On June 16, 2022, Elon Musk was named in a complaint seeking damages of $258 billion. The complaint was filed in federal court in Manhattan by plaintiff Keith Johnson. Johnson cited Musk's repeated use of his massive social influence to promote the altcoin, which he claims artificially inflated the price.

Prior to Musk's acquisition of Twitter, he had suggested that Dogecoin could be used for Twitter transactions, such as the purchase of Twitter Blue accounts. On October 27, 2022, Elon Musk completed a deal to take Twitter private. This led to a sustained rise in the price of Dogecoin from October 25 to October 29, with Dogecoin increasing as much as 46%. When X announced the launch of its X Money Account digital wallet product in February 2025, cryptocurrencies were not supported.

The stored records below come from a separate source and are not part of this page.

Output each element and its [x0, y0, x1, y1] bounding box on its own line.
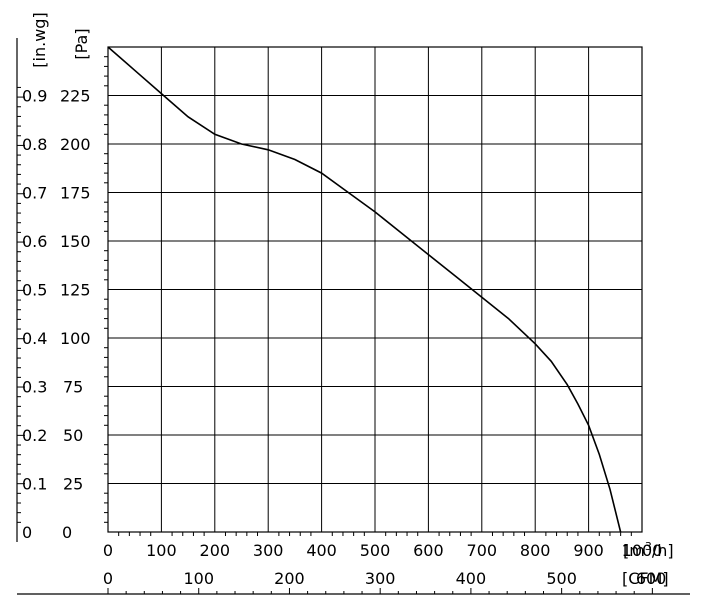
x-tick-label-m3h: 0: [103, 541, 113, 560]
y-tick-label-pa: 100: [60, 329, 91, 348]
y-tick-label-inwg: 0.1: [22, 475, 47, 494]
x-unit-m3h: [m3/h]: [623, 540, 674, 560]
y-tick-label-inwg: 0.2: [22, 426, 47, 445]
x-tick-label-cfm: 200: [274, 569, 305, 588]
y-unit-inwg: [in.wg]: [30, 12, 49, 67]
y-tick-label-pa: 200: [60, 135, 91, 154]
pressure-flow-curve: [107, 46, 622, 533]
x-tick-label-cfm: 0: [103, 569, 113, 588]
x-tick-label-m3h: 200: [200, 541, 231, 560]
y-tick-label-pa: 125: [60, 281, 91, 300]
x-tick-label-m3h: 500: [360, 541, 391, 560]
x-tick-label-cfm: 500: [546, 569, 577, 588]
plot-frame: [107, 46, 643, 533]
x-tick-label-m3h: 700: [467, 541, 498, 560]
x-unit-m3h-sup: 3: [645, 540, 652, 553]
x-tick-label-m3h: 900: [573, 541, 604, 560]
y-tick-label-inwg: 0.5: [22, 281, 47, 300]
x-unit-m3h-prefix: [m: [623, 541, 645, 560]
x-tick-label-cfm: 100: [183, 569, 214, 588]
y-tick-label-pa: 150: [60, 232, 91, 251]
minor-ticks: [17, 56, 653, 594]
y-tick-label-pa: 25: [63, 475, 83, 494]
y-tick-label-inwg: 0: [22, 523, 32, 542]
y-tick-label-inwg: 0.8: [22, 135, 47, 154]
y-tick-label-pa: 75: [63, 378, 83, 397]
y-tick-label-inwg: 0.6: [22, 232, 47, 251]
grid: [108, 47, 643, 532]
x-tick-label-m3h: 800: [520, 541, 551, 560]
x-tick-label-m3h: 300: [253, 541, 284, 560]
y-tick-label-pa: 0: [62, 523, 72, 542]
x-tick-label-m3h: 600: [413, 541, 444, 560]
x-unit-cfm: [CFM]: [622, 569, 669, 588]
y-tick-label-inwg: 0.9: [22, 87, 47, 106]
y-tick-label-pa: 175: [60, 184, 91, 203]
x-unit-m3h-suffix: /h]: [652, 541, 674, 560]
y-tick-label-inwg: 0.7: [22, 184, 47, 203]
x-tick-label-m3h: 400: [306, 541, 337, 560]
y-unit-pa: [Pa]: [72, 28, 91, 59]
x-tick-label-cfm: 300: [365, 569, 396, 588]
x-tick-label-cfm: 600: [636, 569, 667, 588]
x-tick-label-cfm: 400: [456, 569, 487, 588]
x-tick-label-m3h: 1000: [622, 541, 663, 560]
y-tick-label-inwg: 0.3: [22, 378, 47, 397]
y-tick-label-pa: 225: [60, 87, 91, 106]
y-tick-label-pa: 50: [63, 426, 83, 445]
y-tick-label-inwg: 0.4: [22, 329, 47, 348]
x-tick-label-m3h: 100: [146, 541, 177, 560]
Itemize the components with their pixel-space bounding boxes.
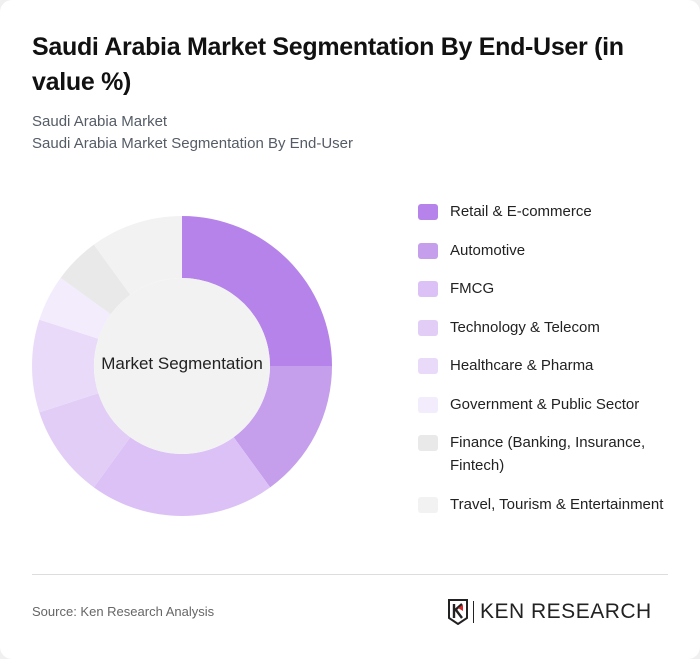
page-title: Saudi Arabia Market Segmentation By End-…	[32, 33, 624, 96]
donut-center	[94, 278, 270, 454]
legend-item[interactable]: Technology & Telecom	[418, 316, 678, 339]
donut-segment[interactable]	[182, 216, 332, 366]
legend-swatch	[418, 281, 438, 297]
donut-segment[interactable]	[39, 393, 131, 488]
legend-item[interactable]: Automotive	[418, 239, 678, 262]
legend-swatch	[418, 358, 438, 374]
legend-label: Healthcare & Pharma	[450, 357, 594, 374]
donut-segment[interactable]	[60, 244, 131, 315]
ken-logo-icon	[448, 599, 468, 625]
legend-label: FMCG	[450, 280, 495, 297]
logo-separator	[473, 601, 474, 623]
legend-label: Finance (Banking, Insurance, Fintech)	[450, 434, 646, 474]
legend-item[interactable]: FMCG	[418, 277, 678, 300]
donut-segment[interactable]	[93, 437, 271, 516]
legend-label: Government & Public Sector	[450, 395, 640, 413]
subtitle-market: Saudi Arabia Market	[32, 113, 168, 130]
donut-segment[interactable]	[233, 366, 332, 488]
legend-item[interactable]: Travel, Tourism & Entertainment	[418, 493, 678, 516]
legend-swatch	[418, 396, 438, 413]
logo-text: KEN RESEARCH	[480, 600, 652, 623]
legend-swatch	[418, 319, 438, 336]
legend-item[interactable]: Retail & E-commerce	[418, 200, 678, 223]
legend-item[interactable]: Healthcare & Pharma	[418, 354, 678, 377]
legend-swatch	[418, 204, 438, 220]
donut-segment[interactable]	[93, 216, 182, 295]
divider	[32, 574, 668, 575]
subtitle-segmentation: Saudi Arabia Market Segmentation By End-…	[32, 135, 353, 152]
legend-label: Travel, Tourism & Entertainment	[450, 495, 664, 513]
legend-swatch	[418, 496, 438, 513]
legend-swatch	[418, 435, 438, 451]
legend-swatch	[418, 242, 438, 259]
donut-segment[interactable]	[39, 277, 111, 339]
ken-research-logo: KEN RESEARCH	[448, 599, 652, 625]
source-note: Source: Ken Research Analysis	[32, 604, 215, 619]
donut-center-label: Market Segmentation	[101, 354, 263, 373]
legend-label: Retail & E-commerce	[450, 203, 592, 220]
chart-legend: Retail & E-commerce Automotive FMCG Technol…	[418, 200, 678, 531]
legend-item[interactable]: Finance (Banking, Insurance, Fintech)	[418, 431, 678, 477]
legend-item[interactable]: Government & Public Sector	[418, 393, 678, 416]
donut-segment[interactable]	[32, 319, 99, 413]
donut-chart	[32, 216, 332, 516]
legend-label: Automotive	[450, 241, 526, 259]
legend-label: Technology & Telecom	[450, 318, 600, 336]
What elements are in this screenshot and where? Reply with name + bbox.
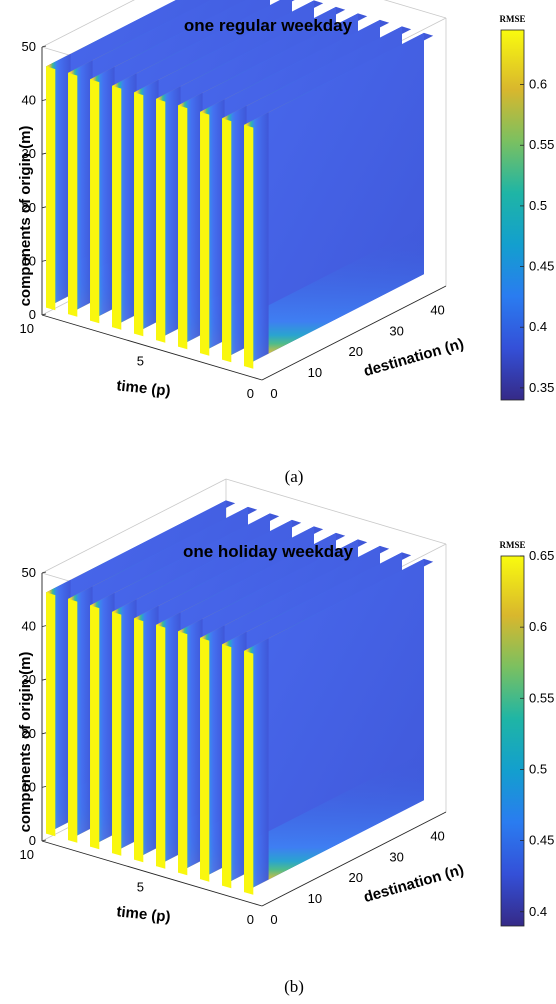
slice-stack xyxy=(46,0,434,369)
z-tick-label: 10 xyxy=(22,253,36,268)
colorbar-tick-label: 0.65 xyxy=(529,548,554,563)
z-tick-labels: 0 10 20 30 40 50 xyxy=(22,565,47,848)
slice-edge xyxy=(68,598,78,843)
slice-p1 xyxy=(244,32,434,369)
z-tick-labels: 0 10 20 30 40 50 xyxy=(22,39,47,322)
x-axis-label: destination (n) xyxy=(362,335,466,380)
slice-edge xyxy=(112,85,122,330)
panel-b: one holiday weekday010203040500510010203… xyxy=(17,478,554,996)
z-tick-label: 40 xyxy=(22,93,36,108)
slice-edge xyxy=(134,92,144,337)
x-tick-labels: 0 10 20 30 40 xyxy=(270,828,444,927)
colorbar-tick-label: 0.4 xyxy=(529,319,547,334)
z-tick-label: 0 xyxy=(29,307,36,322)
x-tick-label: 30 xyxy=(389,323,403,338)
slice-edge xyxy=(244,650,254,895)
z-tick-label: 30 xyxy=(22,146,36,161)
colorbar-tick-label: 0.6 xyxy=(529,77,547,92)
slice-edge xyxy=(90,605,100,850)
axis-lines xyxy=(41,47,447,381)
z-tick-label: 30 xyxy=(22,672,36,687)
colorbar: 0.4 0.45 0.5 0.55 0.6 0.65 RMSE xyxy=(499,540,554,927)
slice-edge xyxy=(46,66,56,311)
colorbar-tick-label: 0.55 xyxy=(529,137,554,152)
panel-caption: (a) xyxy=(285,467,304,486)
y-tick-labels: 0 5 10 xyxy=(20,847,254,927)
y-axis-label: time (p) xyxy=(116,377,172,400)
colorbar-tick-label: 0.4 xyxy=(529,904,547,919)
slice-bottom-band xyxy=(244,225,424,367)
x-tick-label: 40 xyxy=(430,828,444,843)
z-axis-label: components of origin (m) xyxy=(17,652,34,833)
slice-edge xyxy=(178,631,188,876)
slice-edge xyxy=(134,618,144,863)
colorbar-tick-label: 0.5 xyxy=(529,198,547,213)
slice-bottom-band xyxy=(244,751,424,893)
panel-a: one regular weekday010203040500510010203… xyxy=(17,0,554,486)
x-tick-label: 10 xyxy=(308,365,322,380)
colorbar: 0.35 0.4 0.45 0.5 0.55 0.6 RMSE xyxy=(499,14,554,401)
x-tick-label: 10 xyxy=(308,891,322,906)
colorbar-tick-label: 0.6 xyxy=(529,619,547,634)
x-axis-label: destination (n) xyxy=(362,861,466,906)
colorbar-tick-label: 0.45 xyxy=(529,833,554,848)
y-axis-label: time (p) xyxy=(116,903,172,926)
y-tick-label: 10 xyxy=(20,847,34,862)
colorbar-tick-label: 0.35 xyxy=(529,380,554,395)
z-tick-label: 20 xyxy=(22,726,36,741)
colorbar-tick-label: 0.5 xyxy=(529,761,547,776)
colorbar-gradient xyxy=(500,555,525,927)
axis-lines xyxy=(41,573,447,907)
z-tick-label: 10 xyxy=(22,779,36,794)
colorbar-gradient xyxy=(500,29,525,401)
slice-p1 xyxy=(244,558,434,895)
chart-title: one holiday weekday xyxy=(183,542,354,561)
x-tick-label: 0 xyxy=(270,912,277,927)
y-tick-label: 0 xyxy=(247,912,254,927)
colorbar-title: RMSE xyxy=(499,540,525,550)
z-axis-label: components of origin (m) xyxy=(17,126,34,307)
z-tick-label: 0 xyxy=(29,833,36,848)
x-tick-labels: 0 10 20 30 40 xyxy=(270,302,444,401)
z-tick-label: 50 xyxy=(22,39,36,54)
y-tick-label: 5 xyxy=(137,354,144,369)
slice-edge xyxy=(156,98,166,343)
slice-edge xyxy=(178,105,188,350)
slice-edge xyxy=(200,637,210,882)
colorbar-tick-label: 0.45 xyxy=(529,259,554,274)
slice-edge xyxy=(68,72,78,317)
z-tick-label: 40 xyxy=(22,619,36,634)
slice-edge xyxy=(222,644,232,889)
colorbar-title: RMSE xyxy=(499,14,525,24)
y-tick-labels: 0 5 10 xyxy=(20,321,254,401)
x-tick-label: 20 xyxy=(349,344,363,359)
x-tick-label: 30 xyxy=(389,849,403,864)
panel-caption: (b) xyxy=(284,977,304,996)
slice-edge xyxy=(244,124,254,369)
colorbar-tick-label: 0.55 xyxy=(529,690,554,705)
z-tick-label: 50 xyxy=(22,565,36,580)
slice-edge xyxy=(200,111,210,356)
x-tick-label: 40 xyxy=(430,302,444,317)
y-tick-label: 10 xyxy=(20,321,34,336)
slice-stack xyxy=(46,500,434,895)
y-tick-label: 5 xyxy=(137,880,144,895)
slice-edge xyxy=(156,624,166,869)
x-tick-label: 20 xyxy=(349,870,363,885)
chart-title: one regular weekday xyxy=(184,16,353,35)
slice-edge xyxy=(90,79,100,324)
z-tick-label: 20 xyxy=(22,200,36,215)
x-tick-label: 0 xyxy=(270,386,277,401)
slice-edge xyxy=(46,592,56,837)
slice-edge xyxy=(112,611,122,856)
slice-edge xyxy=(222,118,232,363)
y-tick-label: 0 xyxy=(247,386,254,401)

Between April 3 and April 7, 2023, Twitter's bird logo was replaced with an image of the Doge meme for desktop users, leading to a rise in Dogecoin prices. No reason was given for the icon change, with some speculating that it was a late April Fool's joke, or an attempt to troll investors over the Dogecoin lawsuit that Musk was seeking to end that week.

On November 14, 2024, president-elect Donald Trump announced that Elon Musk and Vivek Ramaswamy would lead a new Department of Government Efficiency or DOGE for short, an acronym that shares the name of Dogecoin. The price of Dogecoin spiked soon after.